En su testamento, Alan L. Hart determinó que todos los registros, fotografías y documentos de identidad en su posesión fueran quemados. En efecto, sus deseos se cumplieron.

Pero, más de una década después de su fallecimiento, en 1976, se lo identificó como el paciente H de los estudios de Gilbert. Con dicha revelación, llegó un nuevo entendimiento de su historia y de lo que el doctor Alan L. Hart significó para la comunidad transgénero.

Tal como lo destaca Katz, quien identificó a Hart, en la actualidad las personas transgénero empiezan a tener un lugar en nuestras conversaciones. Sin embargo, muchas veces olvidamos que no son realmente una “nueva” adición a nuestra sociedad.

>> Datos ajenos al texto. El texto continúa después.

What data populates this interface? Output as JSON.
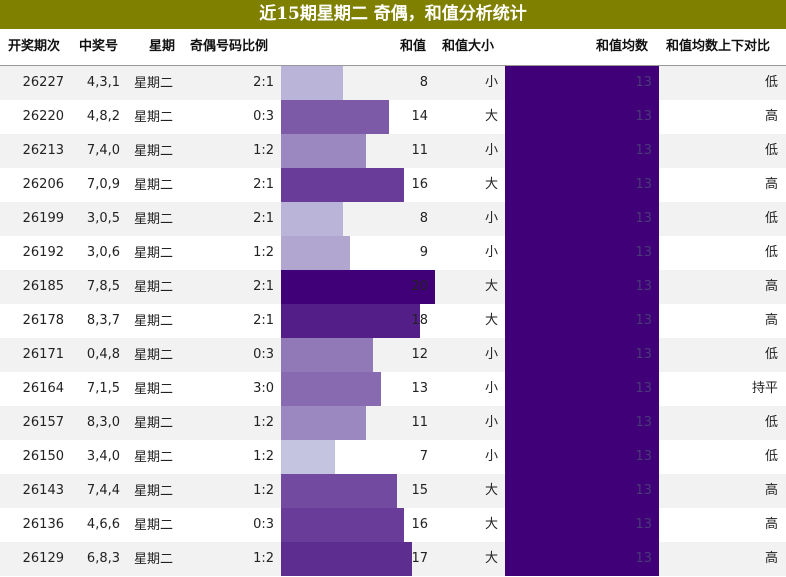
{
  "title": "近15期星期二 奇偶，和值分析统计",
  "headers": {
    "issue": "开奖期次",
    "numbers": "中奖号",
    "weekday": "星期",
    "ratio": "奇偶号码比例",
    "sum": "和值",
    "size": "和值大小",
    "avg": "和值均数",
    "compare": "和值均数上下对比"
  },
  "colors": {
    "title_bg": "#808000",
    "avg_bar": "#3f0078",
    "sum_bar_low": "#c4c4e0",
    "sum_bar_high": "#3f0078"
  },
  "chart_data": {
    "type": "table",
    "sum_range": [
      7,
      20
    ],
    "rows": [
      {
        "issue": "26227",
        "numbers": "4,3,1",
        "weekday": "星期二",
        "ratio": "2:1",
        "sum": 8,
        "size": "小",
        "avg": 13,
        "compare": "低"
      },
      {
        "issue": "26220",
        "numbers": "4,8,2",
        "weekday": "星期二",
        "ratio": "0:3",
        "sum": 14,
        "size": "大",
        "avg": 13,
        "compare": "高"
      },
      {
        "issue": "26213",
        "numbers": "7,4,0",
        "weekday": "星期二",
        "ratio": "1:2",
        "sum": 11,
        "size": "小",
        "avg": 13,
        "compare": "低"
      },
      {
        "issue": "26206",
        "numbers": "7,0,9",
        "weekday": "星期二",
        "ratio": "2:1",
        "sum": 16,
        "size": "大",
        "avg": 13,
        "compare": "高"
      },
      {
        "issue": "26199",
        "numbers": "3,0,5",
        "weekday": "星期二",
        "ratio": "2:1",
        "sum": 8,
        "size": "小",
        "avg": 13,
        "compare": "低"
      },
      {
        "issue": "26192",
        "numbers": "3,0,6",
        "weekday": "星期二",
        "ratio": "1:2",
        "sum": 9,
        "size": "小",
        "avg": 13,
        "compare": "低"
      },
      {
        "issue": "26185",
        "numbers": "7,8,5",
        "weekday": "星期二",
        "ratio": "2:1",
        "sum": 20,
        "size": "大",
        "avg": 13,
        "compare": "高"
      },
      {
        "issue": "26178",
        "numbers": "8,3,7",
        "weekday": "星期二",
        "ratio": "2:1",
        "sum": 18,
        "size": "大",
        "avg": 13,
        "compare": "高"
      },
      {
        "issue": "26171",
        "numbers": "0,4,8",
        "weekday": "星期二",
        "ratio": "0:3",
        "sum": 12,
        "size": "小",
        "avg": 13,
        "compare": "低"
      },
      {
        "issue": "26164",
        "numbers": "7,1,5",
        "weekday": "星期二",
        "ratio": "3:0",
        "sum": 13,
        "size": "小",
        "avg": 13,
        "compare": "持平"
      },
      {
        "issue": "26157",
        "numbers": "8,3,0",
        "weekday": "星期二",
        "ratio": "1:2",
        "sum": 11,
        "size": "小",
        "avg": 13,
        "compare": "低"
      },
      {
        "issue": "26150",
        "numbers": "3,4,0",
        "weekday": "星期二",
        "ratio": "1:2",
        "sum": 7,
        "size": "小",
        "avg": 13,
        "compare": "低"
      },
      {
        "issue": "26143",
        "numbers": "7,4,4",
        "weekday": "星期二",
        "ratio": "1:2",
        "sum": 15,
        "size": "大",
        "avg": 13,
        "compare": "高"
      },
      {
        "issue": "26136",
        "numbers": "4,6,6",
        "weekday": "星期二",
        "ratio": "0:3",
        "sum": 16,
        "size": "大",
        "avg": 13,
        "compare": "高"
      },
      {
        "issue": "26129",
        "numbers": "6,8,3",
        "weekday": "星期二",
        "ratio": "1:2",
        "sum": 17,
        "size": "大",
        "avg": 13,
        "compare": "高"
      }
    ]
  }
}
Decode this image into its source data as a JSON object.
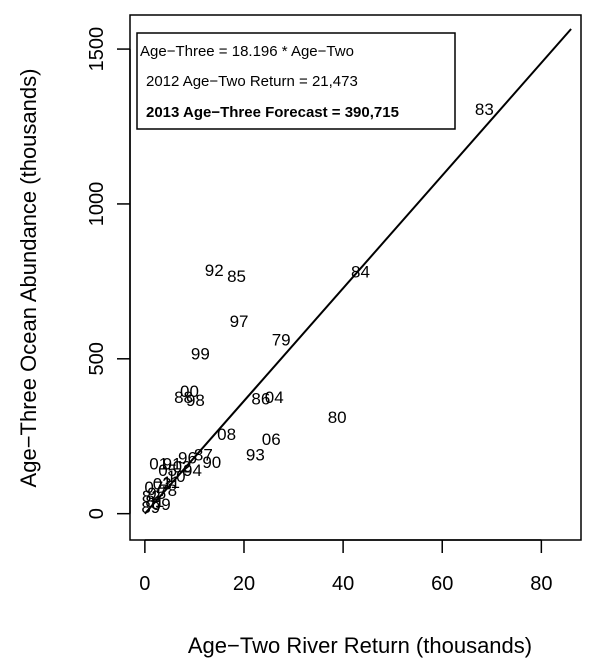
{
  "chart_data": {
    "type": "scatter",
    "xlabel": "Age−Two River Return (thousands)",
    "ylabel": "Age−Three Ocean Abundance (thousands)",
    "xlim": [
      -3,
      88
    ],
    "ylim": [
      -85,
      1610
    ],
    "xticks": [
      0,
      20,
      40,
      60,
      80
    ],
    "yticks": [
      0,
      500,
      1000,
      1500
    ],
    "grid": false,
    "legend": {
      "placement": "top-left",
      "lines": [
        "Age−Three = 18.196 * Age−Two",
        "2012 Age−Two Return = 21,473",
        "2013 Age−Three Forecast = 390,715"
      ]
    },
    "fit_line": {
      "slope": 18.196,
      "intercept": 0,
      "x_range": [
        0,
        86
      ]
    },
    "points": [
      {
        "label": "83",
        "x": 68.5,
        "y": 1305
      },
      {
        "label": "84",
        "x": 43.5,
        "y": 780
      },
      {
        "label": "92",
        "x": 14.0,
        "y": 785
      },
      {
        "label": "85",
        "x": 18.5,
        "y": 765
      },
      {
        "label": "97",
        "x": 19.0,
        "y": 620
      },
      {
        "label": "79",
        "x": 27.5,
        "y": 560
      },
      {
        "label": "99",
        "x": 11.2,
        "y": 515
      },
      {
        "label": "00",
        "x": 9.0,
        "y": 395
      },
      {
        "label": "88",
        "x": 7.8,
        "y": 375
      },
      {
        "label": "98",
        "x": 10.2,
        "y": 365
      },
      {
        "label": "86",
        "x": 23.4,
        "y": 370
      },
      {
        "label": "04",
        "x": 26.1,
        "y": 375
      },
      {
        "label": "80",
        "x": 38.8,
        "y": 310
      },
      {
        "label": "08",
        "x": 16.5,
        "y": 255
      },
      {
        "label": "06",
        "x": 25.5,
        "y": 240
      },
      {
        "label": "93",
        "x": 22.3,
        "y": 190
      },
      {
        "label": "90",
        "x": 13.5,
        "y": 165
      },
      {
        "label": "87",
        "x": 11.8,
        "y": 190
      },
      {
        "label": "94",
        "x": 9.6,
        "y": 140
      },
      {
        "label": "01",
        "x": 2.8,
        "y": 160
      },
      {
        "label": "91",
        "x": 5.5,
        "y": 160
      },
      {
        "label": "96",
        "x": 8.6,
        "y": 180
      },
      {
        "label": "02",
        "x": 7.5,
        "y": 150
      },
      {
        "label": "05",
        "x": 4.6,
        "y": 140
      },
      {
        "label": "03",
        "x": 3.5,
        "y": 95
      },
      {
        "label": "07",
        "x": 1.8,
        "y": 85
      },
      {
        "label": "95",
        "x": 2.4,
        "y": 65
      },
      {
        "label": "82",
        "x": 1.3,
        "y": 55
      },
      {
        "label": "89",
        "x": 1.2,
        "y": 20
      },
      {
        "label": "81",
        "x": 2.0,
        "y": 40
      },
      {
        "label": "78",
        "x": 4.6,
        "y": 75
      },
      {
        "label": "09",
        "x": 3.3,
        "y": 30
      },
      {
        "label": "10",
        "x": 6.3,
        "y": 120
      },
      {
        "label": "11",
        "x": 5.3,
        "y": 100
      }
    ]
  }
}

De hecho, la historia está llena de personajes transgénero, como el cirujano James Barry y, ahora, también Alan L. Hart. Solo que en la antigüedad no había entendimiento o tolerancia para las personas que no se sentían identificadas con su género de nacimiento y que trabajaban para acoplarse a su verdadera identidad de género. En general, solo eran perseguidas y condenadas sin más.

El desenterrar de la historia a figuras como el doctor Alan L. Hart nos muestra que la comunidad transgénero ha estado siempre entre nosotros. Por lo que nos permite reescribir la narrativa del pasado de la sociedad con una visión más transparente, honesta e inclusiva. Todo de modo que finalmente se pueda tener la necesaria representación que, por muchos años, se mantuvo oculta.